Проницательная мадам, настоящий Шерлок Холмс современности. Хотя любой побывавший рядом с москвичами пару дней не сумеет опровергнуть их близкую связь.
Перед её звонком Палагин чувствовал тревогу. А конец дороги приближался стремительным темпом. Но хватило услышать любящего человека, и уверенность в действиях заняла главенствующую позицию. Георгий опасался строгости хранительницы очага, но даже она понимала, насколько бессмысленно отговаривать сына от путешествия. Возможно, после выбранного пути, Георгию станет гораздо проще, и он наконец-то вздохнёт с облегчением. Палагина так и остался стоять в конце вагона недалеко от уборной, разглядывая за стеклом мягкие на вид травянистые островки. По пути на Север, поезд проезжал узкую реку Мсту, поражая пейзажами любого смотрителя.
А разговор завершился. Но тишина ненадолго сохранилась в воздухе. То ли на фантик, то ли на крошки печенья наступила чья-то подошва, вызывая в Палагине интерес. Кто же стоит за спиной и нагло подслушивает? Почему, как только незваного гостя обнаружили, человек позади затих? Пади испугался, будучи обнаруженным. Но некто, пожелавший справить нужду не стал бы затаивать дыхание. Не стал бы бесшумно переставлять стопы, только бы его не услышали. Георгий как в небо пальцем ткнул, а с первой попытки угадал наглеца.
– И давно ты тут стоишь? – обратился Гоша к Диме.
– Честно говоря, с того момента, как ты сюда пришёл, – признался Дозорцев, заводя руки за поясницу. – Когда тебе позвонили, ты озадачился и я сразу же последовал за тобой. Это не хороший поступок, подслушивать, но мне хотелось быть уверенным, что всё нормально, – бормотал он.
– Убедился?
– Извини, я не хотел «в крысу» слушать важный разговор, – Даниилович сократил расстояние, опираясь на широкую раму.
– Пустяк, – Плагин остыл быстрее прежнего, переводя тему. – Я не знаю, что будет после того, как моё путешествие подойдёт к концу, – фраза ни к селу, ни к городу, но для Дмитрия звучала как крик и желание быть услышанным.
– Впервые вижу человека, который ставит крест только из-за неопределённости. Я всё ещё не понимаю, как это может повлиять на судьбу, кроме как твоего спокойствия.

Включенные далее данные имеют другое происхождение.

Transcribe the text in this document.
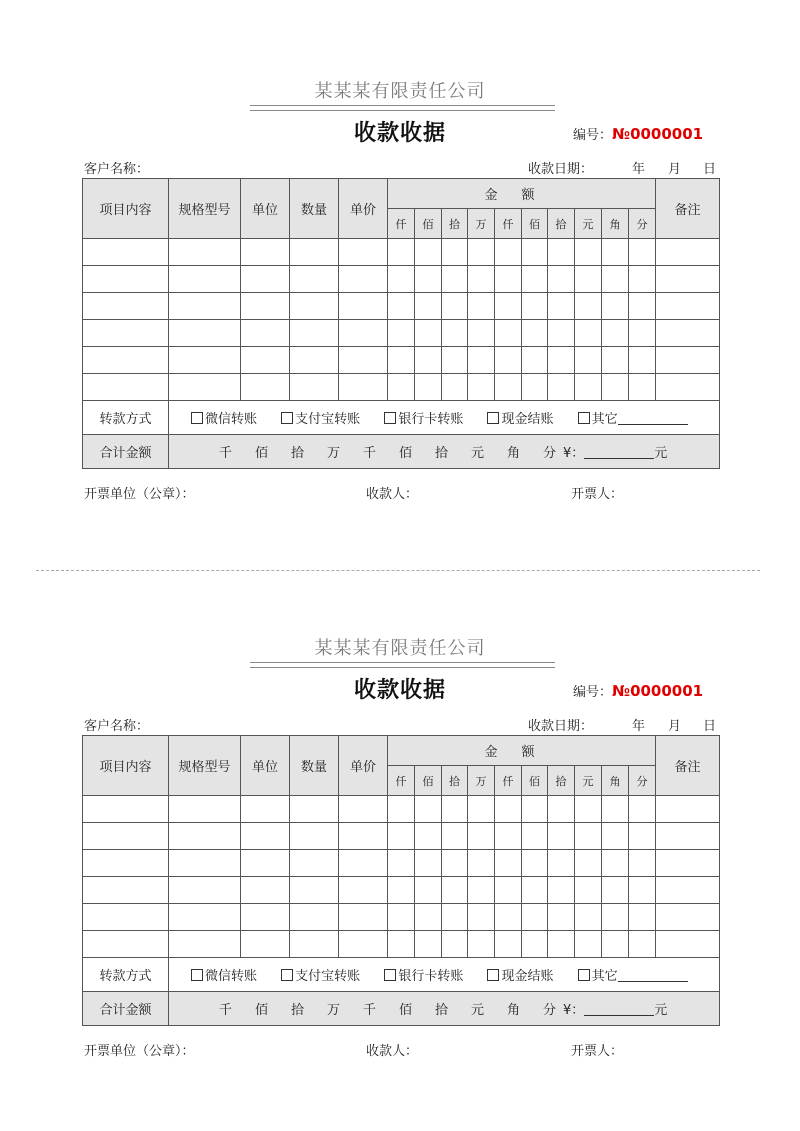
某某某有限责任公司
收款收据	编号：№0000001
客户名称：	收款日期：	年 月 日
项目内容	规格型号	单位	数量	单价	金额										备注
					仟	佰	拾	万	仟	佰	拾	元	角	分	

转款方式	微信转账 支付宝转账 银行卡转账 现金结账 其它														
合计金额	千 佰 拾 万 千 佰 拾 元 角 分 ¥： 元														
开票单位（公章）：	收款人：	开票人：
某某某有限责任公司
收款收据	编号：№0000001
客户名称：	收款日期：	年 月 日
项目内容	规格型号	单位	数量	单价	金额										备注
					仟	佰	拾	万	仟	佰	拾	元	角	分	

转款方式	微信转账 支付宝转账 银行卡转账 现金结账 其它														
合计金额	千 佰 拾 万 千 佰 拾 元 角 分 ¥： 元														
开票单位（公章）：	收款人：	开票人：
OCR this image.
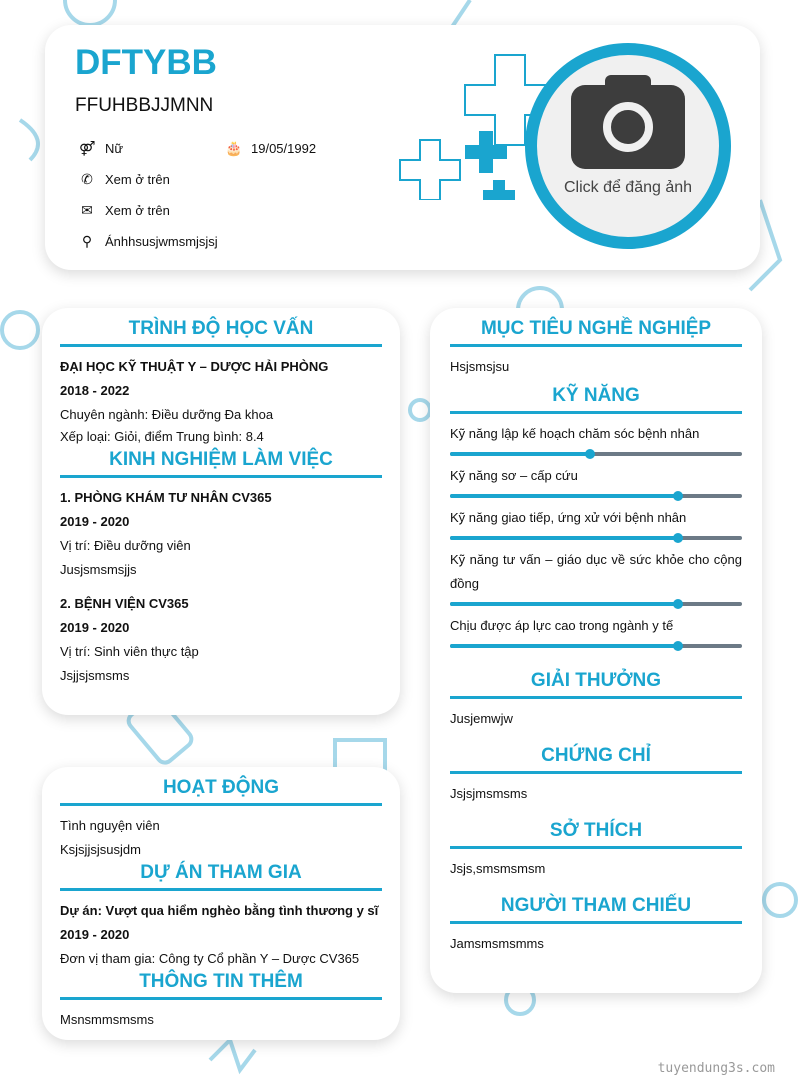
DFTYBB
FFUHBBJJMNN
⚤ Nữ	🎂 19/05/1992
✆ Xem ở trên
✉ Xem ở trên
⚲ Ánhhsusjwmsmjsjsj
Click để đăng ảnh
TRÌNH ĐỘ HỌC VẤN
ĐẠI HỌC KỸ THUẬT Y – DƯỢC HẢI PHÒNG
2018 - 2022
Chuyên ngành: Điều dưỡng Đa khoa
Xếp loại: Giỏi, điểm Trung bình: 8.4
KINH NGHIỆM LÀM VIỆC
1. PHÒNG KHÁM TƯ NHÂN CV365
2019 - 2020
Vị trí: Điều dưỡng viên
Jusjsmsmsjjs
2. BỆNH VIỆN CV365
2019 - 2020
Vị trí: Sinh viên thực tập
Jsjjsjsmsms
HOẠT ĐỘNG
Tình nguyện viên
Ksjsjjsjsusjdm
DỰ ÁN THAM GIA
Dự án: Vượt qua hiểm nghèo bằng tình thương y sĩ
2019 - 2020
Đơn vị tham gia: Công ty Cổ phần Y – Dược CV365
THÔNG TIN THÊM
Msnsmmsmsms
MỤC TIÊU NGHỀ NGHIỆP
Hsjsmsjsu
KỸ NĂNG
Kỹ năng lập kế hoạch chăm sóc bệnh nhân
Kỹ năng sơ – cấp cứu
Kỹ năng giao tiếp, ứng xử với bệnh nhân
Kỹ năng tư vấn – giáo dục về sức khỏe cho cộng đồng
Chịu được áp lực cao trong ngành y tế
GIẢI THƯỞNG
Jusjemwjw
CHỨNG CHỈ
Jsjsjmsmsms
SỞ THÍCH
Jsjs,smsmsmsm
NGƯỜI THAM CHIẾU
Jamsmsmsmms
tuyendung3s.com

– Ты всё верно понял, – он одобрительно кивнул. – Как бы депрессивно не звучало, но я не знаю, какого будет моё состояние после увиденного. Не могу даже примерно сказать, как продолжу жить, и куда направлю остаток сил. Разумеется, впереди меня ждёт работа, но она будет в Москве. А что, если я больше не смогу её видеть?
– Кого, её? – насупился Дима.
– Москву.
– Бредни несёшь несусветные, – он усердно сдерживал гогот, оттого-то мышцы лица напряглись, – Не сможешь видеть город? – Дмитрий налился краской и изредка мычал. – Это как вообще?
– Когда любая пятиэтажка напоминает о годах, прожитых во лжи. Как какая-то матрица, созданная исключительно для тебя. Голография с поддельными людьми, ситуациями и всем остальным, – таковы были его чувства, и Дмитрий не имел права их обесценивать. – Когда едешь в машине и наблюдая окрестности, хочется рыдать. Спросишь почему? – придвинулся Гоша. – Потому что всё симуляция, всё неправда. Не правда, что мой папа встретил маму на Красной Площади. Что дедушка любил посещать демонтированную гостиницу в районе Зарядье.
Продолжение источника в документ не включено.